Uma vez que foi publicamente considerado um deturpador da doutrina cristã do primeiro século, fundou sua própria linha filosófica, denominada Escola de Cesaréia.
Ainda hoje, quase vinte séculos após, encontramos pessoas influenciadas por erros primários cometidos por doutrinadores apóstatas do início da igreja. E cada vez torna-se aceitável que a interpretação alegórica das verdades seja boa, pois traz conforto ao coração corrupto e interesseiro do homem.
Para exemplificar tal fato, considero importante citar a passagem de Marcos 10:23-25:
“Então Jesus, olhando em redor, disse aos seus discípulos: Quão dificilmente entrarão no reino de Deus os que têm riquezas! E os discípulos se maravilharam destas suas palavras; mas Jesus, tornando a falar, disse-lhes: Filhos, quão difícil é entrar no reino de Deus!
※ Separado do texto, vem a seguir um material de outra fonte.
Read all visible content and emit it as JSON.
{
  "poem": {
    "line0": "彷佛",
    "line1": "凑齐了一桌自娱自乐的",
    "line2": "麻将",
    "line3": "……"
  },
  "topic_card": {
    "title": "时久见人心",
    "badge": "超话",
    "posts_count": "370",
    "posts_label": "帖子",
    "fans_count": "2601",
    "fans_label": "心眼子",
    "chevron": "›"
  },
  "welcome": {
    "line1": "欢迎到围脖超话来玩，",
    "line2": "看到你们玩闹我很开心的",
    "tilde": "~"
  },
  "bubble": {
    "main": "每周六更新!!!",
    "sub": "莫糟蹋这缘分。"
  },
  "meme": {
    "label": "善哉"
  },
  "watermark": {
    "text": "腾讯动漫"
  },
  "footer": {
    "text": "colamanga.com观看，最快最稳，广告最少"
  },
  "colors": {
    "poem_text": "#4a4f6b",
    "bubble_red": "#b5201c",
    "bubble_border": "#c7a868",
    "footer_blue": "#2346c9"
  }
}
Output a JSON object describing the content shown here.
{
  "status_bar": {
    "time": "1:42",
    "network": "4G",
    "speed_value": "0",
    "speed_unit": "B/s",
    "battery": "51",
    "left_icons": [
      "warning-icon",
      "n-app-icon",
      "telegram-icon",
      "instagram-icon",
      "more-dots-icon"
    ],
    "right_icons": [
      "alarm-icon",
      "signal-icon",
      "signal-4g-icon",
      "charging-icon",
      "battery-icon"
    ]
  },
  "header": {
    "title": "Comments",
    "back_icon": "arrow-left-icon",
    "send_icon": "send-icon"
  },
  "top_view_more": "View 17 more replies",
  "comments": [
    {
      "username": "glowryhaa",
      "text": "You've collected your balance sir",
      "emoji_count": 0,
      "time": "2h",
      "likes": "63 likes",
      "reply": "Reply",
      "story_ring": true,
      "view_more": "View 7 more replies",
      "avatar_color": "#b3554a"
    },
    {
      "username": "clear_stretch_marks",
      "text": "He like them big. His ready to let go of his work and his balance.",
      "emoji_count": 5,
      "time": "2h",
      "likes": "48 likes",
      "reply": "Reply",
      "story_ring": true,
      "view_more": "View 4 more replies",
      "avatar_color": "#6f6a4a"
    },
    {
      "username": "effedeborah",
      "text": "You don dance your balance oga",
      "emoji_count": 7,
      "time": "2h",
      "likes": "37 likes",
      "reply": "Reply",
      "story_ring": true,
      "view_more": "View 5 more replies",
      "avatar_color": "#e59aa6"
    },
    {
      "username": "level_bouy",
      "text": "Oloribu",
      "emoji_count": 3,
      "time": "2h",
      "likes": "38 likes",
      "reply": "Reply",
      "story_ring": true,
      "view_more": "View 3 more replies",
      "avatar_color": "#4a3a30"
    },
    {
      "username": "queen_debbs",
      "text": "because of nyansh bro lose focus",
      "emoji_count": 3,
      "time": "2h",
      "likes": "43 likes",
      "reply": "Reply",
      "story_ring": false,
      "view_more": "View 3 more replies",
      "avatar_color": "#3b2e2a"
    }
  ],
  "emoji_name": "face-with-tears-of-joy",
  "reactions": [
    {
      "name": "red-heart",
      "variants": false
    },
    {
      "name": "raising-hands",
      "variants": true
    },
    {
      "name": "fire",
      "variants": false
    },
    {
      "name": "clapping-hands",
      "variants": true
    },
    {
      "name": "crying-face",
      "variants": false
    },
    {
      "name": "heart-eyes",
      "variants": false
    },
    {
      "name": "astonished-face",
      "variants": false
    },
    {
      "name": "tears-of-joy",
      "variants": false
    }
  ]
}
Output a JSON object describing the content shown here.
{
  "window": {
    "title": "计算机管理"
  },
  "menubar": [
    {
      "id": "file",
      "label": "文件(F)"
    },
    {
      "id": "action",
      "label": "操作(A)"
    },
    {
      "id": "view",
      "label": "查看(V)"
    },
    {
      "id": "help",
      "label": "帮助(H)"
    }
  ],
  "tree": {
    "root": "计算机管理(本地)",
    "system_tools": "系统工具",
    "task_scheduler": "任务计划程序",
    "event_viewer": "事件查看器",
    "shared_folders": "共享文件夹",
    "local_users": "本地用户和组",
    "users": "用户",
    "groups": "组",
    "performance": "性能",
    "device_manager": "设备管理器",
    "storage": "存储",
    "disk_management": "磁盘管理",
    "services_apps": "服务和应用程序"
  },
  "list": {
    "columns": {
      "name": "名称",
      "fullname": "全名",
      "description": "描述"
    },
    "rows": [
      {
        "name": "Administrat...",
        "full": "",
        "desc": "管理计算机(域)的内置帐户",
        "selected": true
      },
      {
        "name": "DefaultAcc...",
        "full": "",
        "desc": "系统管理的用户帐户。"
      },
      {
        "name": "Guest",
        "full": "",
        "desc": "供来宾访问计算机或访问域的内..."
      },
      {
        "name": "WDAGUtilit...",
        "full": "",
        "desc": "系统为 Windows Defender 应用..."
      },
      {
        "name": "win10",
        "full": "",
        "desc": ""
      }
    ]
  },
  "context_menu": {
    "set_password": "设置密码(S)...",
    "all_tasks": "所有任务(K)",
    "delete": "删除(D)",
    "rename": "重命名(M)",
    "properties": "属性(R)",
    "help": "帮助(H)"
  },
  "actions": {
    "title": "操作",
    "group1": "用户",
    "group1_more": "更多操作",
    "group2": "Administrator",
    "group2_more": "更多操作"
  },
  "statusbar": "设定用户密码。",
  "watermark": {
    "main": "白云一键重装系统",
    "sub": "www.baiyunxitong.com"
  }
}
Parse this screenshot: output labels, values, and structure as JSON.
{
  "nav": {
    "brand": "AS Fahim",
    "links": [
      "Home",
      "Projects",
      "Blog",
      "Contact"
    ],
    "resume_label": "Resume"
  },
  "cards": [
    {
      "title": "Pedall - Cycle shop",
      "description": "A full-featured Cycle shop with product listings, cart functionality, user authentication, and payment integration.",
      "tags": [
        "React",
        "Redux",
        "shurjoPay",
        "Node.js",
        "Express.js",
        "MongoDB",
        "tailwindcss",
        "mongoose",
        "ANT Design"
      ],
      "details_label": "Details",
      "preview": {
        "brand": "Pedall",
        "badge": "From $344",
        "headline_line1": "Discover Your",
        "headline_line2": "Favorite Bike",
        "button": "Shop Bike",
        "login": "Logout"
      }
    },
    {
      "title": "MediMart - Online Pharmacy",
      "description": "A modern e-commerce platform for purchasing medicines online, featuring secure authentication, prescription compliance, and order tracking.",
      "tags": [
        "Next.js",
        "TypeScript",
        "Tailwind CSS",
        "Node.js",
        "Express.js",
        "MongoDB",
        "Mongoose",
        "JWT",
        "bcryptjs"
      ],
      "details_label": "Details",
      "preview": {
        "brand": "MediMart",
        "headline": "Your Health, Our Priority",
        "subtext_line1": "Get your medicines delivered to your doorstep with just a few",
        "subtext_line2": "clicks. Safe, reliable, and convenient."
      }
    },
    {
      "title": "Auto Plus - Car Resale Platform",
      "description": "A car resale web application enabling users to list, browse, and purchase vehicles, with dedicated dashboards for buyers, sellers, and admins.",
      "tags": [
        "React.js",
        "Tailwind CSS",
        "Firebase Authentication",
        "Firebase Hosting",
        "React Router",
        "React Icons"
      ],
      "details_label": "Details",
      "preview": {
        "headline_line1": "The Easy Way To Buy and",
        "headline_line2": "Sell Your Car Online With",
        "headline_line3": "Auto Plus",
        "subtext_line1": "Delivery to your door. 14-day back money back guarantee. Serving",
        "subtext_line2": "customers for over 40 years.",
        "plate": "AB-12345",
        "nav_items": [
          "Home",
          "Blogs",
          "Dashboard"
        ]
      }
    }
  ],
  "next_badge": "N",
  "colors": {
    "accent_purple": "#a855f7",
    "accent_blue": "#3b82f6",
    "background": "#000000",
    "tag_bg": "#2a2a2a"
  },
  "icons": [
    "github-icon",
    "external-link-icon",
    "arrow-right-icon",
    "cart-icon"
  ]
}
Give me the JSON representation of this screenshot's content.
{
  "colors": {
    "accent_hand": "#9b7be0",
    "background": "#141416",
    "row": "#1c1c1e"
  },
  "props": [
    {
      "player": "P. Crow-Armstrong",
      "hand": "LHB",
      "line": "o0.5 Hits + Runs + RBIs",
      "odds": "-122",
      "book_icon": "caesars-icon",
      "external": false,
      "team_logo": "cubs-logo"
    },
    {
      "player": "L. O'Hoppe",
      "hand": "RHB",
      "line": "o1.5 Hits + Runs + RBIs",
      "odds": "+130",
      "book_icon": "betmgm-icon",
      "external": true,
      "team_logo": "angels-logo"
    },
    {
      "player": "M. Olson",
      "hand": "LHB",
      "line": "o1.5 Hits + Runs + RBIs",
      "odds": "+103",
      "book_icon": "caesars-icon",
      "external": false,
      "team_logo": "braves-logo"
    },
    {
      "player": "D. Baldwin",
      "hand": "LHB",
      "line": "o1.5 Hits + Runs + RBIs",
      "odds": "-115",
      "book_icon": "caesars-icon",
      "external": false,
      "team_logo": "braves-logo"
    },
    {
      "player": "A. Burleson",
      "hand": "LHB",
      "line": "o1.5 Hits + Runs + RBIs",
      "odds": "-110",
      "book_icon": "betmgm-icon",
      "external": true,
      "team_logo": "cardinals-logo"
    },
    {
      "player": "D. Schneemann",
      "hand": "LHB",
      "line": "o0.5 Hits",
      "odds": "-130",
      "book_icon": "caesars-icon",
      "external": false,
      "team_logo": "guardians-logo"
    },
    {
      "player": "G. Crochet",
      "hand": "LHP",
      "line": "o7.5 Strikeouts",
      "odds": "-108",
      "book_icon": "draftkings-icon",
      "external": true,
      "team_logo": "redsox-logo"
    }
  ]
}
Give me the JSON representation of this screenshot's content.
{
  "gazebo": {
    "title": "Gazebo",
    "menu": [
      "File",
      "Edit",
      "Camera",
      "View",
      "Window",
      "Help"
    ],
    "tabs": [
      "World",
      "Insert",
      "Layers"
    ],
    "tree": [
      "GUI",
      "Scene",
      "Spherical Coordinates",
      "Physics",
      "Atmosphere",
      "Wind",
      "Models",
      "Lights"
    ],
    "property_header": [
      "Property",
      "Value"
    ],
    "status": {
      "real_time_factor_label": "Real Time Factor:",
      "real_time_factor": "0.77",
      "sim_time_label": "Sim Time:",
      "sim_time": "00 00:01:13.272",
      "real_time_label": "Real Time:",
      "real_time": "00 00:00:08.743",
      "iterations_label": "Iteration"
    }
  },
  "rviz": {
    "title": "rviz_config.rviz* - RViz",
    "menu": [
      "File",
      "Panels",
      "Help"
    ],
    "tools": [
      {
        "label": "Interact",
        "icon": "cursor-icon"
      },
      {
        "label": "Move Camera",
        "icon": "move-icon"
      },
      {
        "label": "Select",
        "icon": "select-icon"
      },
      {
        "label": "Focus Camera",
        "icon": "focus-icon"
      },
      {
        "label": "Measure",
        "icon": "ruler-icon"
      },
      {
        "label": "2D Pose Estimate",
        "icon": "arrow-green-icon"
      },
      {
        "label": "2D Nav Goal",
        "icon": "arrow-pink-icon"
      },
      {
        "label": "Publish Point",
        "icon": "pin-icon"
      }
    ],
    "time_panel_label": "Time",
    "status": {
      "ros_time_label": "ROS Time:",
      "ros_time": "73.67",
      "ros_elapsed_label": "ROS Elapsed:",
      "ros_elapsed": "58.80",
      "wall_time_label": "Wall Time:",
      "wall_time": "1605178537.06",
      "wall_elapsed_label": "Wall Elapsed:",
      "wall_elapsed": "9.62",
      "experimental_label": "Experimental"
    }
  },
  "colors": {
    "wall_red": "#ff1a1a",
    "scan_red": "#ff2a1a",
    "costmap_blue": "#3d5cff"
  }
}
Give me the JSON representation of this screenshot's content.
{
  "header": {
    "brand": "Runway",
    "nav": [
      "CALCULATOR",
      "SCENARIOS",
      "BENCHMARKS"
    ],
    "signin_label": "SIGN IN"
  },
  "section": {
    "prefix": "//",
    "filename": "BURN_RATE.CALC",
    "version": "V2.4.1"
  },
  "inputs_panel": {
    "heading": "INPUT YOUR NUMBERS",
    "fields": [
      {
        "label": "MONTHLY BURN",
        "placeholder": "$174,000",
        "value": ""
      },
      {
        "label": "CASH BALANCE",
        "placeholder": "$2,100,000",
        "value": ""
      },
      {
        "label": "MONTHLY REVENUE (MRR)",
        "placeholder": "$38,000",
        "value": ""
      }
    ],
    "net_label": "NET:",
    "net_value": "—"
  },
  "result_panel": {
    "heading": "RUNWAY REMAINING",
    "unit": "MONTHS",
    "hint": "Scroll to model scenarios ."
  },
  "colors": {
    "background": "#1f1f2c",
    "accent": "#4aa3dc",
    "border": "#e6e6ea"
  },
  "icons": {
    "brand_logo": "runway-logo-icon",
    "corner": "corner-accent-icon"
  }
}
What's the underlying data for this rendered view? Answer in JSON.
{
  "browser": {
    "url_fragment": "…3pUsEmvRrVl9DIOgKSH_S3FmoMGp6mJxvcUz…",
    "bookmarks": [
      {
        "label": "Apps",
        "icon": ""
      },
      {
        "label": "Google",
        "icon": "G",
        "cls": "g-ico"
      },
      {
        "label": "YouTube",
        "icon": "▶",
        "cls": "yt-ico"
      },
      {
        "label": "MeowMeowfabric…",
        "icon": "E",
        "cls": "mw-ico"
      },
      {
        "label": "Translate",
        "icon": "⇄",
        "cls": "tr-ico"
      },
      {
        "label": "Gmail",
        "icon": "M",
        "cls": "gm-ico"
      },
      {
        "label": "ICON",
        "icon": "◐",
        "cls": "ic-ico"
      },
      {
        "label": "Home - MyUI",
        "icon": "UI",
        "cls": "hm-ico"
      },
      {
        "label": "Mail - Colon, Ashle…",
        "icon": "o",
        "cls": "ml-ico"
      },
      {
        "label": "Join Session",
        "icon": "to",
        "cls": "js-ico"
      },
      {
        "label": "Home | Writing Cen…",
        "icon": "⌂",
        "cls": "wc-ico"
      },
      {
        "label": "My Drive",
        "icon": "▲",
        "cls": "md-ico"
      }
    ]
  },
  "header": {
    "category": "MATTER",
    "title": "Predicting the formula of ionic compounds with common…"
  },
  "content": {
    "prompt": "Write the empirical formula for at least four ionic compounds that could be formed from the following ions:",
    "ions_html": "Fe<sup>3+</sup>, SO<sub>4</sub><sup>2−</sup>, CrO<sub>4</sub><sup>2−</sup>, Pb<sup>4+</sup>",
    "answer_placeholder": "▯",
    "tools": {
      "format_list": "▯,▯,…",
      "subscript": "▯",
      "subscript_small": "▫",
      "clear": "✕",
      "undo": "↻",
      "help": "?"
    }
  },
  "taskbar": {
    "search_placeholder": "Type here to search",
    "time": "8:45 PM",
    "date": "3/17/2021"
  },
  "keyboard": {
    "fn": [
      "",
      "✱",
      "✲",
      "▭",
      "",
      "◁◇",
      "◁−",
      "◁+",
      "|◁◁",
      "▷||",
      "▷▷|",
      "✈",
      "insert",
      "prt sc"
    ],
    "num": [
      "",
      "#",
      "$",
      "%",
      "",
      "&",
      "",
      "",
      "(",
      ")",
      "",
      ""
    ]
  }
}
É mais fácil um camelo passar pelo fundo de uma agulha, do que entrar um rico no reino de Deus.”
Creio inabalavelmente que se nossos planos mudam de acordo com a quantidade de riqueza que podemos acumular, então nosso coração definitivamente não está no reino de Deus. Aqueles que fazem parte do Reino irão empreender grandes coisas, quer tenham dinheiro, quer não. Seus planos são imutáveis, pois são fundamentados em um Deus imutável. Se o dinheiro vier, tais pessoas já sabem o que fazer. Se o dinheiro não vier, tais pessoas irão buscar em Deus o “como fazer”. Mas sabem quem são e a que Reino pertencem. Portanto não faz sentido se embaraçar com coisas deste mundo mesmo que pareçam lícitas, pois “todas as coisas me são lícitas, mas nem todas as coisas me convém”.
Se pensamos que Deus realmente está preocupado com nosso conforto e com nossa estabilidade financeira, então somos os maiores hipócritas na face da terra. Não foi este o exemplo que Cristo nos deu. E não importa o quanto desejamos insistir em viver uma alegoria conveniente das escrituras, pois a verdade não pode ser ocultada para sempre. A verdade é como a luz que se manifesta de maneira a subjugar completamente a escuridão. Pode ser que porque ainda não foi manifesta a luz eterna de maneira visível a toda carne, possamos encontrar nesta vida algumas sombras para nos encondermos. Mas… estas sombras estão com os dias contados.
Diz a história que Spurgeon conseguia reunir 12 mil pessoas em suas pregações. Um feito incrível para a época. Mas o que me intriga de fato é imaginar o número de pessoas que não queria vê-lo nem pintado de ouro. Suas palavras eram diretas e confrontavam os interesses pessoais com as verdades eternas. Exatamente o contrário do que fazemos comumente com grande facilidade nos dias de hoje. Reunimos milhões de pessoas para cultuar alegorias que nada tem a ver com a verdade.
Bem disse o profeta Isaías quando anunciou que, por maior que fosse o número do povo de Israel, o remanescente é que seria salvo.
Eu não faço parte deste sistema demoníaco que aceita todas as coisas mastigadas. Não quero viver um evangelho alegórico e que nada tem de fundamentação na verdade. Preciso de Cristo Jesus integralmente em minha vida. Todo o resto pode esperar. Todo o resto é apenas o resto.